After an amazing weekend, how do I cap it off?  I take Monday morning off of work, hop on my motorcycle, and go to a Team Oregon cornering clinic at Pat's Acres Racing Complex in Canby.  The goal was to work on making turns smoother (and thus safer) while being, at the same time, faster and more precise.  It was an amazing class!

This was actually my second attempt at taking the class.  The first attempt was during the week I took off to build a fence (or, as it turned out, build a retaining wall.)  That class got rained out.  Today's weather was sunny and warm, almost perfect conditions for motorcycling comfortably!  I got there at 9:10 AM, unfortunately a few minutes late, but was able to jump right in.  The first time around was a chance to learn the turns and the best lines to take.  We were going counter-clockwise, or, as my boss - who used to race go-karts there informed me - "the proper way".  We weren't allowed to pass, but it really wasn't necessary.  Then we went out to try it again, with higher speeds.  We could pass along the straight if we needed (and I both passed and was passed) and there were instructors out there at some of the turns, coaching us on timing.  It was like the classes I teach, but instead of 5-15 miles per hour in a parking lot, we were doing 10-50 miles per hour on a race track.  The feedback was good, and I worked on my timing, making sure I was on the throttle before the turn, and making sure the bike was positioned properly.  I won't say I was necessarily very good at any of those things, but I was improving quickly.  It was fun braking hard and feeling the anti-lock brakes on my back tire barely kick in before I was ready to get on the throttle and turn.
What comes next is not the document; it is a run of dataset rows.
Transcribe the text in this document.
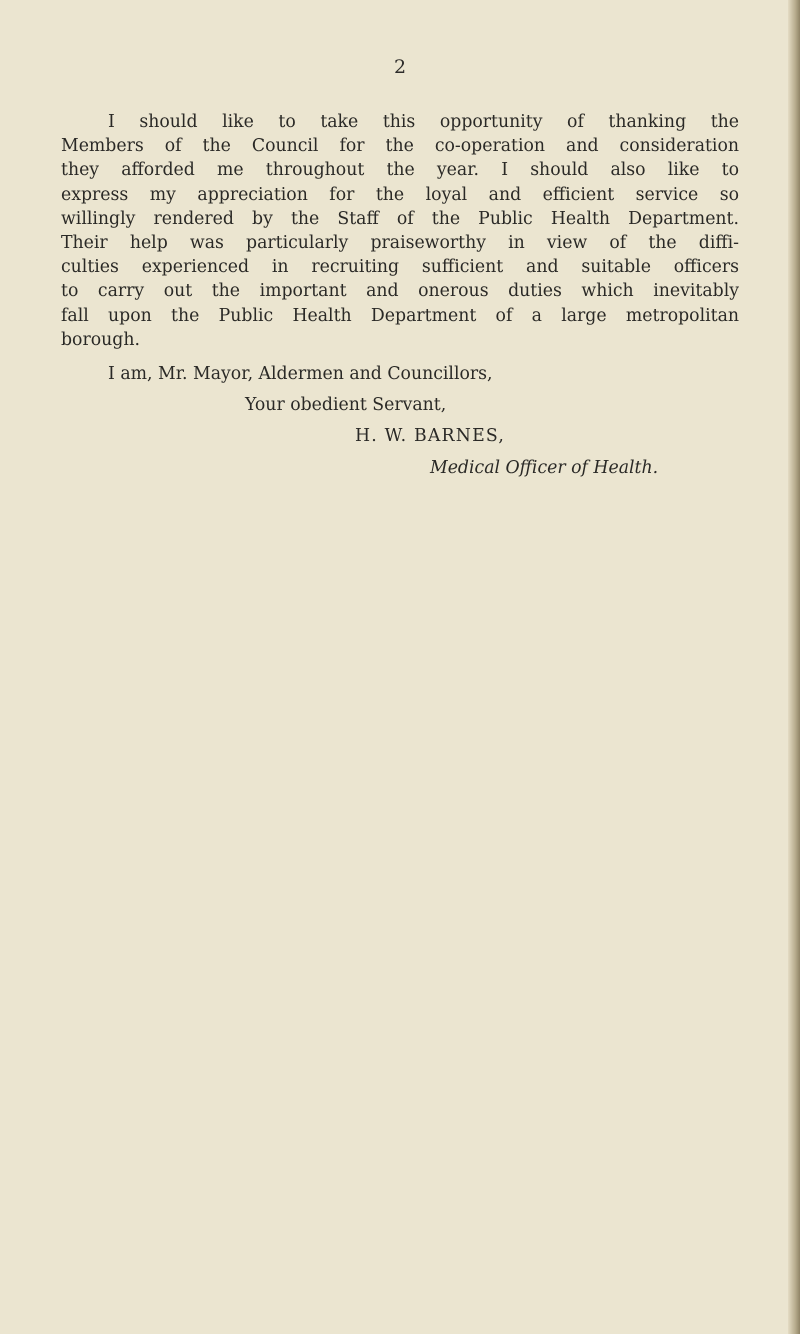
2
I should like to take this opportunity of thanking the
Members of the Council for the co-operation and consideration
they afforded me throughout the year. I should also like to
express my appreciation for the loyal and efficient service so
willingly rendered by the Staff of the Public Health Department.
Their help was particularly praiseworthy in view of the diffi-
culties experienced in recruiting sufficient and suitable officers
to carry out the important and onerous duties which inevitably
fall upon the Public Health Department of a large metropolitan
borough.
I am, Mr. Mayor, Aldermen and Councillors,
Your obedient Servant,
H. W. BARNES,
Medical Officer of Health.
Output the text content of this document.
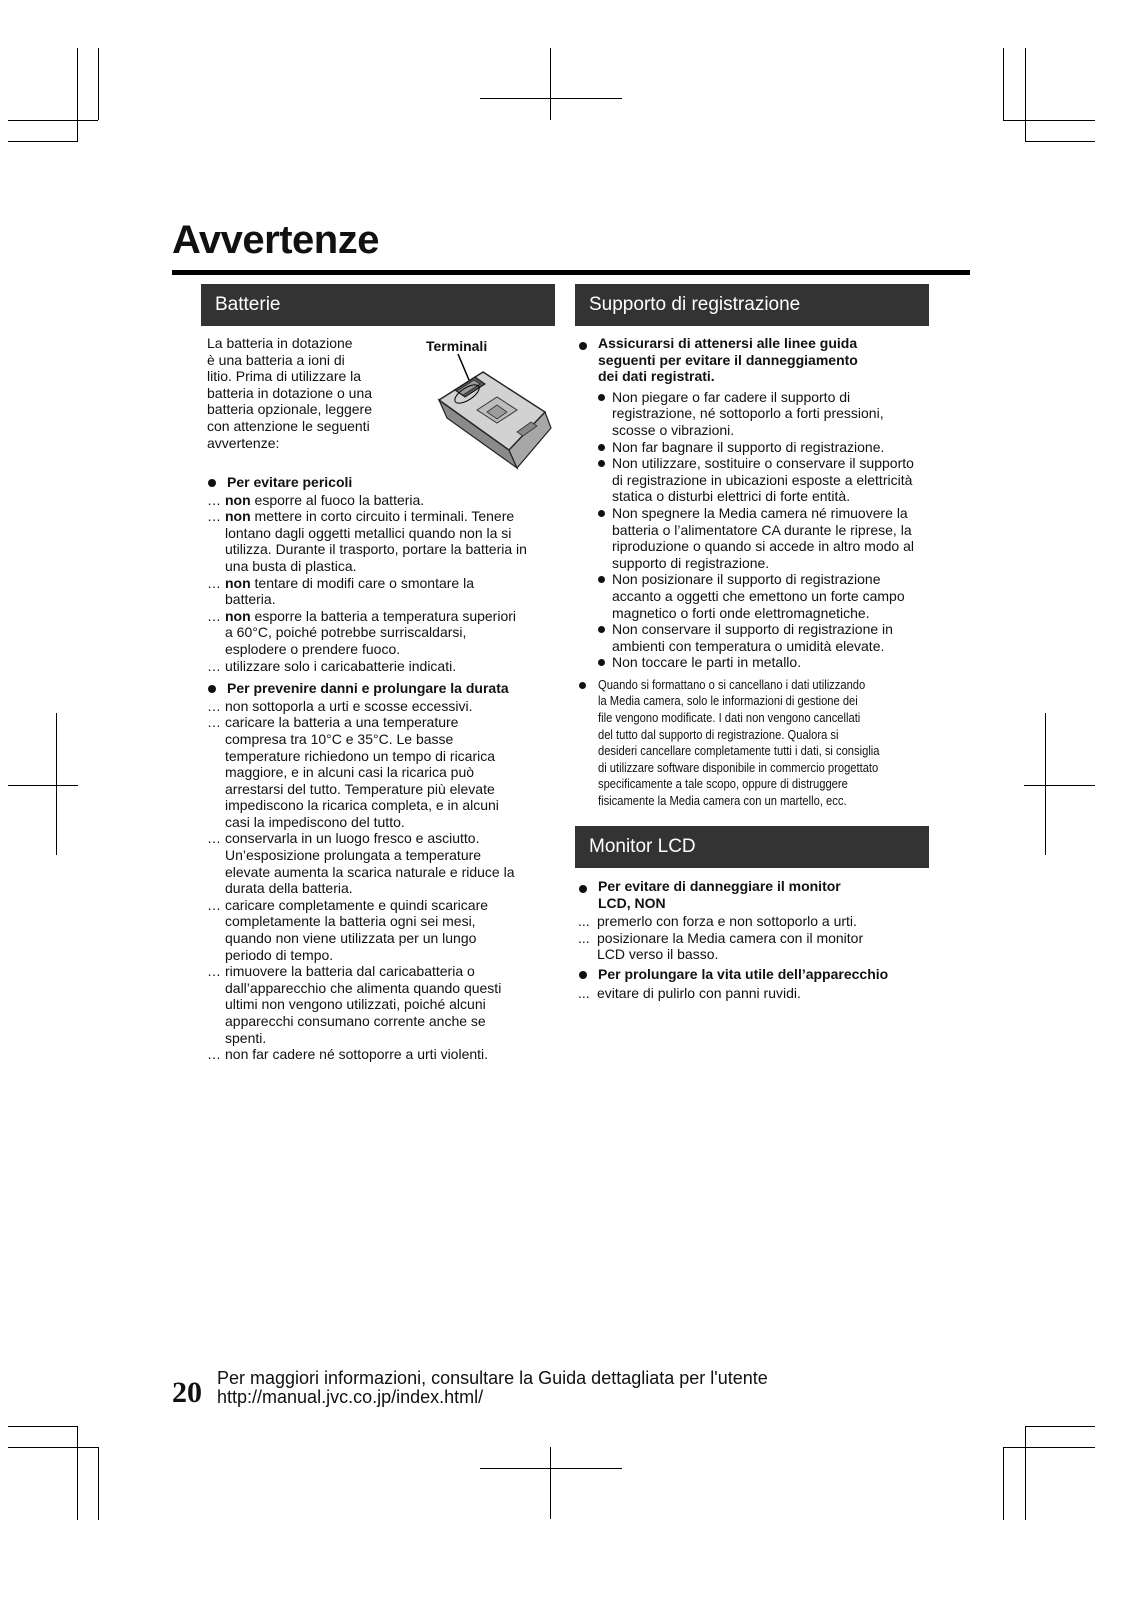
Avvertenze
Batterie
La batteria in dotazione
è una batteria a ioni di
litio. Prima di utilizzare la
batteria in dotazione o una
batteria opzionale, leggere
con attenzione le seguenti
avvertenze:
Terminali
Per evitare pericoli
… non esporre al fuoco la batteria.
… non mettere in corto circuito i terminali. Tenere
lontano dagli oggetti metallici quando non la si
utilizza. Durante il trasporto, portare la batteria in
una busta di plastica.
… non tentare di modifi care o smontare la
batteria.
… non esporre la batteria a temperatura superiori
a 60°C, poiché potrebbe surriscaldarsi,
esplodere o prendere fuoco.
… utilizzare solo i caricabatterie indicati.
Per prevenire danni e prolungare la durata
… non sottoporla a urti e scosse eccessivi.
… caricare la batteria a una temperature
compresa tra 10°C e 35°C. Le basse
temperature richiedono un tempo di ricarica
maggiore, e in alcuni casi la ricarica può
arrestarsi del tutto. Temperature più elevate
impediscono la ricarica completa, e in alcuni
casi la impediscono del tutto.
… conservarla in un luogo fresco e asciutto.
Un’esposizione prolungata a temperature
elevate aumenta la scarica naturale e riduce la
durata della batteria.
… caricare completamente e quindi scaricare
completamente la batteria ogni sei mesi,
quando non viene utilizzata per un lungo
periodo di tempo.
… rimuovere la batteria dal caricabatteria o
dall’apparecchio che alimenta quando questi
ultimi non vengono utilizzati, poiché alcuni
apparecchi consumano corrente anche se
spenti.
… non far cadere né sottoporre a urti violenti.
Supporto di registrazione
Assicurarsi di attenersi alle linee guida
seguenti per evitare il danneggiamento
dei dati registrati.
Non piegare o far cadere il supporto di
registrazione, né sottoporlo a forti pressioni,
scosse o vibrazioni.
Non far bagnare il supporto di registrazione.
Non utilizzare, sostituire o conservare il supporto
di registrazione in ubicazioni esposte a elettricità
statica o disturbi elettrici di forte entità.
Non spegnere la Media camera né rimuovere la
batteria o l’alimentatore CA durante le riprese, la
riproduzione o quando si accede in altro modo al
supporto di registrazione.
Non posizionare il supporto di registrazione
accanto a oggetti che emettono un forte campo
magnetico o forti onde elettromagnetiche.
Non conservare il supporto di registrazione in
ambienti con temperatura o umidità elevate.
Non toccare le parti in metallo.
Quando si formattano o si cancellano i dati utilizzando
la Media camera, solo le informazioni di gestione dei
file vengono modificate. I dati non vengono cancellati
del tutto dal supporto di registrazione. Qualora si
desideri cancellare completamente tutti i dati, si consiglia
di utilizzare software disponibile in commercio progettato
specificamente a tale scopo, oppure di distruggere
fisicamente la Media camera con un martello, ecc.
Monitor LCD
Per evitare di danneggiare il monitor
LCD, NON
... premerlo con forza e non sottoporlo a urti.
... posizionare la Media camera con il monitor
LCD verso il basso.
Per prolungare la vita utile dell’apparecchio
... evitare di pulirlo con panni ruvidi.
20 Per maggiori informazioni, consultare la Guida dettagliata per l'utente
http://manual.jvc.co.jp/index.html/
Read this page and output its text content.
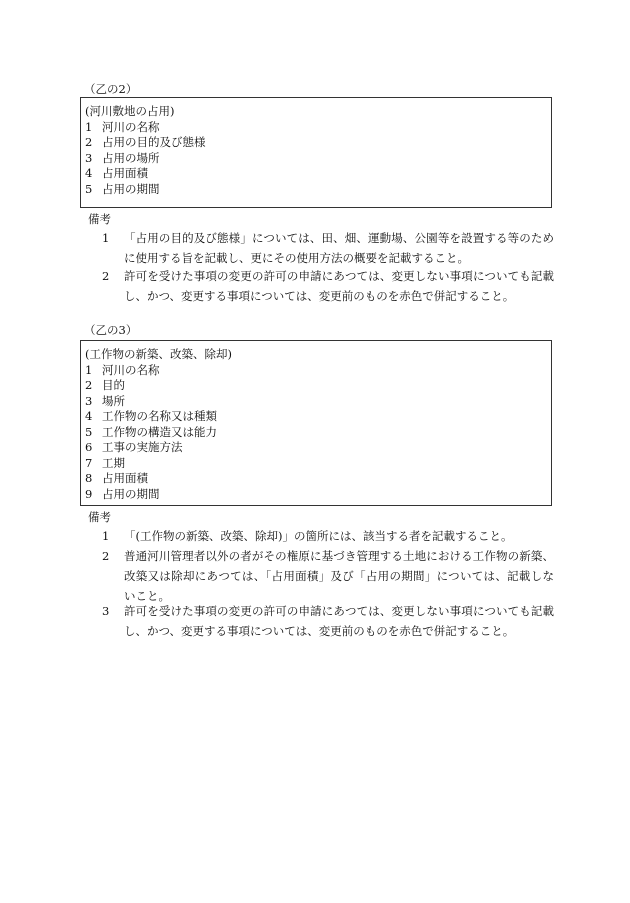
（乙の2）
(河川敷地の占用)
1 河川の名称
2 占用の目的及び態様
3 占用の場所
4 占用面積
5 占用の期間
備考
1	「占用の目的及び態様」については、田、畑、運動場、公園等を設置する等のために使用する旨を記載し、更にその使用方法の概要を記載すること。
2	許可を受けた事項の変更の許可の申請にあつては、変更しない事項についても記載し、かつ、変更する事項については、変更前のものを赤色で併記すること。
（乙の3）
(工作物の新築、改築、除却)
1 河川の名称
2 目的
3 場所
4 工作物の名称又は種類
5 工作物の構造又は能力
6 工事の実施方法
7 工期
8 占用面積
9 占用の期間
備考
1	「(工作物の新築、改築、除却)」の箇所には、該当する者を記載すること。
2	普通河川管理者以外の者がその権原に基づき管理する土地における工作物の新築、改築又は除却にあつては、「占用面積」及び「占用の期間」については、記載しないこと。
3	許可を受けた事項の変更の許可の申請にあつては、変更しない事項についても記載し、かつ、変更する事項については、変更前のものを赤色で併記すること。
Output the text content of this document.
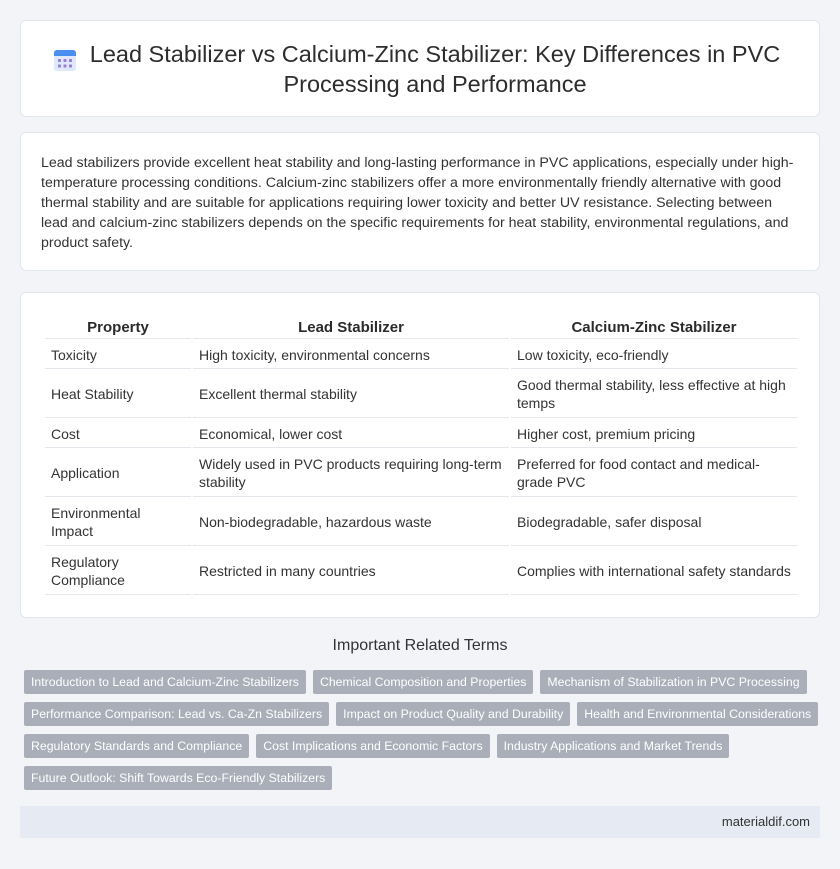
Lead Stabilizer vs Calcium-Zinc Stabilizer: Key Differences in PVC Processing and Performance

Lead stabilizers provide excellent heat stability and long-lasting performance in PVC applications, especially under high-temperature processing conditions. Calcium-zinc stabilizers offer a more environmentally friendly alternative with good thermal stability and are suitable for applications requiring lower toxicity and better UV resistance. Selecting between lead and calcium-zinc stabilizers depends on the specific requirements for heat stability, environmental regulations, and product safety.

Property	Lead Stabilizer	Calcium-Zinc Stabilizer
Toxicity	High toxicity, environmental concerns	Low toxicity, eco-friendly
Heat Stability	Excellent thermal stability	Good thermal stability, less effective at high temps
Cost	Economical, lower cost	Higher cost, premium pricing
Application	Widely used in PVC products requiring long-term stability	Preferred for food contact and medical-grade PVC
Environmental Impact	Non-biodegradable, hazardous waste	Biodegradable, safer disposal
Regulatory Compliance	Restricted in many countries	Complies with international safety standards
Important Related Terms
Introduction to Lead and Calcium-Zinc Stabilizers	Chemical Composition and Properties	Mechanism of Stabilization in PVC Processing
Performance Comparison: Lead vs. Ca-Zn Stabilizers	Impact on Product Quality and Durability	Health and Environmental Considerations
Regulatory Standards and Compliance	Cost Implications and Economic Factors	Industry Applications and Market Trends
Future Outlook: Shift Towards Eco-Friendly Stabilizers
materialdif.com
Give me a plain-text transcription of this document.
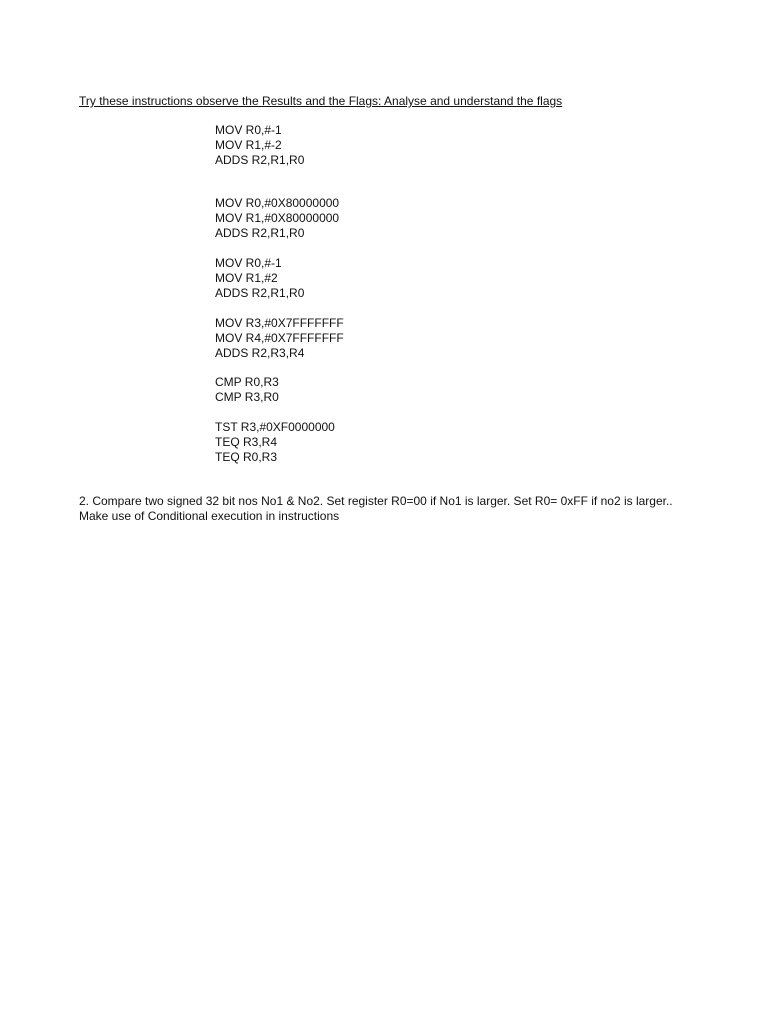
Try these instructions observe the Results and the Flags: Analyse and understand the flags
MOV R0,#-1
MOV R1,#-2
ADDS R2,R1,R0
MOV R0,#0X80000000
MOV R1,#0X80000000
ADDS R2,R1,R0
MOV R0,#-1
MOV R1,#2
ADDS R2,R1,R0
MOV R3,#0X7FFFFFFF
MOV R4,#0X7FFFFFFF
ADDS R2,R3,R4
CMP R0,R3
CMP R3,R0
TST R3,#0XF0000000
TEQ R3,R4
TEQ R0,R3
2. Compare two signed 32 bit nos No1 & No2. Set register R0=00 if No1 is larger. Set R0= 0xFF if no2 is larger..
Make use of Conditional execution in instructions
Then we took a break, which I needed.  I was already dehydrated - yesterday's racing does that to you - and this gave me an opportunity to down some fluids quickly.  The lead instructor gave us some feedback, "the turns are okay, you're all braking too late, but your head turns are generally excellent - as I would expect from a group of instructors."  We all chuckled.  

Upon resuming, we did the exact same exercises in the opposite direction.  This shouldn't have come as a surprise to me, since we do it in the classes I teach, but it did.  That realization made me laugh, as my students are always surprised when we reverse an exercise.  Starting out, I was again terrible - my lines were all botched, my speeds were all wrong, and I felt like I didn't know how to ride a motorcycle.  Still, a few laps in, things smoothed out.  

The final task was to have an instructor follow us around the track for a couple laps, then give us feedback.  The feedback I received was "Burton, your apexes aren't great.  For two turns in the same direction, try to have an early apex; for two turns in the opposite direction, try to have a late apex.  Now go play."  That direction, "go play", isn't something I expected to hear, but I definitely went out and try my turns differently.  I could feel when I was closer to getting it right, and was frustrated when I could tell it was wrong.  Still, it was exciting!

In all, I put 95 miles on my motorcycle this morning, and the round trip was about 66 miles.  That means that I put almost 29 miles on my bike and, considering the track is only about half a mile long, that means I went around over 55 times!  This was one of the most fun things I've done on my motorcycle in years.  I learned a lot, got great advice and feedback, and will hopefully use this to improve my riding even more!  I hope the advanced rider training class, of which the cornering clinic is a portion of and which was in the classroom while we were on the track, learns as much.